Both have had success in the past. But the Trump people can at least claim it more recently. During the administration’s first three years, $2.7 trillion was added to U.S. GDP, median incomes significantly rose, the poverty rate dropped to the lowest on record, marginalized publics saw record breaking jobs numbers, and the U.S. unemployment rate was amazing.
But all of that is gone now. All of it changed in 2020 as easily as a page turns in a book. Whoever wins this year will face the reality of U.S. debt levels parallel to World War II and will have no choice but to talk about budget sacrifice and tightening, which is never fun. So get ready for that. It’s going to happen no matter who wins.
Also on the menu is globalism. Should we play capitalism as one big neighborhood or use regional networks to isolate bad apples? The Trump people want to decouple from China and pluralize the supply chain. They also want more aggressive trade agreements, even with our friends. Is the next administration going to do more, less or none of that?
And there are huge foreign policy stakes. Just as former President Obama made creative inroads in courting Iran and isolating Russia ― which changed the chessboard — the Trump people made creative inroads in doing the exact opposite. Will the winner do more, less or none of that?
And there is the controversial public style that is the Trump presidency itself. It shuns statesmanship and talks very frankly as it bypasses the establishment media in digital platforms (Tweets). More, less or none of that?

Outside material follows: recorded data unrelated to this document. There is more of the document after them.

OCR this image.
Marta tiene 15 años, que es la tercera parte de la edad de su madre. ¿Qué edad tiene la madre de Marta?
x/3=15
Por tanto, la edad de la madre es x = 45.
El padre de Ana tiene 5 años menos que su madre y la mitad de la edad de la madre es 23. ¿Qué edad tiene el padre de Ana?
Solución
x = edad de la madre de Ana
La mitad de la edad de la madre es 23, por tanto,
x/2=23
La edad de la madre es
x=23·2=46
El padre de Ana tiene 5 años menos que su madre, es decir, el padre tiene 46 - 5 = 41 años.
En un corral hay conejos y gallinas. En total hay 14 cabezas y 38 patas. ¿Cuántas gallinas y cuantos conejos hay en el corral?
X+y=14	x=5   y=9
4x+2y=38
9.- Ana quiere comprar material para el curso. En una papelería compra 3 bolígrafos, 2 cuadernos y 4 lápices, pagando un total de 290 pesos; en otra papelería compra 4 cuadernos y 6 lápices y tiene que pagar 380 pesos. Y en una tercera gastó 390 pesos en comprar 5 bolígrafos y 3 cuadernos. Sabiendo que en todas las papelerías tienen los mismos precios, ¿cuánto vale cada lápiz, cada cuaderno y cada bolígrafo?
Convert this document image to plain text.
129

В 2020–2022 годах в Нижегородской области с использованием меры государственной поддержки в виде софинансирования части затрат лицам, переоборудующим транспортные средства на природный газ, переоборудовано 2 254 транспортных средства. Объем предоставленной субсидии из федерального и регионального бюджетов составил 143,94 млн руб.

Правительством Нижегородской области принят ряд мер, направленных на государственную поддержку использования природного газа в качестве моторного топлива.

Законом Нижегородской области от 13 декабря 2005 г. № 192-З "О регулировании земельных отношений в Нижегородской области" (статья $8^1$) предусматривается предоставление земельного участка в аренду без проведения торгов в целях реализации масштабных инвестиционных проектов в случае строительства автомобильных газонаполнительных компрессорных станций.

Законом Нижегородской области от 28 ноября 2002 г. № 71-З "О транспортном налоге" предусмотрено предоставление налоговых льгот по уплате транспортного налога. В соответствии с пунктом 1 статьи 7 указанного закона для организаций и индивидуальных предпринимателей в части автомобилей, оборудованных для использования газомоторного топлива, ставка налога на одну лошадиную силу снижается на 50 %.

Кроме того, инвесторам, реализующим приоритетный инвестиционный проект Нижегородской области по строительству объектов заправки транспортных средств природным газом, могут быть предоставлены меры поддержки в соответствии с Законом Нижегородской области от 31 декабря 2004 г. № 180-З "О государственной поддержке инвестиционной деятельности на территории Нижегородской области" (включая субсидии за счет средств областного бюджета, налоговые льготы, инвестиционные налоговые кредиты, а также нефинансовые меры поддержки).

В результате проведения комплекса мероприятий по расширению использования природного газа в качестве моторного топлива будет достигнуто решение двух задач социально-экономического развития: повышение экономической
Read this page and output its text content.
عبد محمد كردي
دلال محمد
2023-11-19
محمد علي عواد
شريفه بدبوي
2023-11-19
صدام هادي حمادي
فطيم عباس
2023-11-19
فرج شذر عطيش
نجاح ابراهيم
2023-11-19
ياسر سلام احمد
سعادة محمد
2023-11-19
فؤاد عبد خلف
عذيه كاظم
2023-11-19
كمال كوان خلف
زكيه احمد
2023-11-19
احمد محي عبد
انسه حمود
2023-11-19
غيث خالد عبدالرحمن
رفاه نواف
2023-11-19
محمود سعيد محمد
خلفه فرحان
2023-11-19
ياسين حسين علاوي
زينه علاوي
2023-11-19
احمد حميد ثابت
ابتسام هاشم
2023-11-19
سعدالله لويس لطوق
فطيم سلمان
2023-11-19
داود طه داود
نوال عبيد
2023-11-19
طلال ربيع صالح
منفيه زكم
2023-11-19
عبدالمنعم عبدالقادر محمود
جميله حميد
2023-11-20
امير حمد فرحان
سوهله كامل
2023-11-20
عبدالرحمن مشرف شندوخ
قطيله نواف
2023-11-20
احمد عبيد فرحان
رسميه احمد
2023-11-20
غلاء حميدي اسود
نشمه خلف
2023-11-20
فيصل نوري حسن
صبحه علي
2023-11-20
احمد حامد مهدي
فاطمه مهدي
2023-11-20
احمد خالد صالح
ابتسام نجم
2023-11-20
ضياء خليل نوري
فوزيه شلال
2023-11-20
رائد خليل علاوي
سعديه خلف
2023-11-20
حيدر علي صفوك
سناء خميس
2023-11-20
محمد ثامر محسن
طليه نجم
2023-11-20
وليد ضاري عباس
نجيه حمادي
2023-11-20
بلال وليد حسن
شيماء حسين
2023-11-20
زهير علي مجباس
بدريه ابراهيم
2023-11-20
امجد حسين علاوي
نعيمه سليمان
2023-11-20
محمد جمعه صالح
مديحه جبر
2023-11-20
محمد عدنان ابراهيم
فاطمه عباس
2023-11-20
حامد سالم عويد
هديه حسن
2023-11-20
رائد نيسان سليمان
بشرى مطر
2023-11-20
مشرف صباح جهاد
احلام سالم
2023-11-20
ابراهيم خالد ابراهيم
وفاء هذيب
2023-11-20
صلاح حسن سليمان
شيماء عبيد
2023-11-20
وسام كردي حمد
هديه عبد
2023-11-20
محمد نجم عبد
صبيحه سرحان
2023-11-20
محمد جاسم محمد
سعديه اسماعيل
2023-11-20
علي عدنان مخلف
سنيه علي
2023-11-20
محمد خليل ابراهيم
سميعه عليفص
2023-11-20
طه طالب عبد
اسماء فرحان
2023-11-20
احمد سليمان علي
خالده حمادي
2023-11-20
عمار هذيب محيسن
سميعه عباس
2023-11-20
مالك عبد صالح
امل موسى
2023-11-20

One answer seems easy: The debates are not likely to change the outcome. Whatever shock they inflict will get absorbed in the larger dynamic as the election rolls on. The debates are in fact strategically spaced out for this reason. Just ask John Kerry: He won all three and polls shifted his way, only to have the effect mitigated as time went on.
Sean Wilson is a professor of American public policy and politics at Wright State University, where he teaches the American Presidency.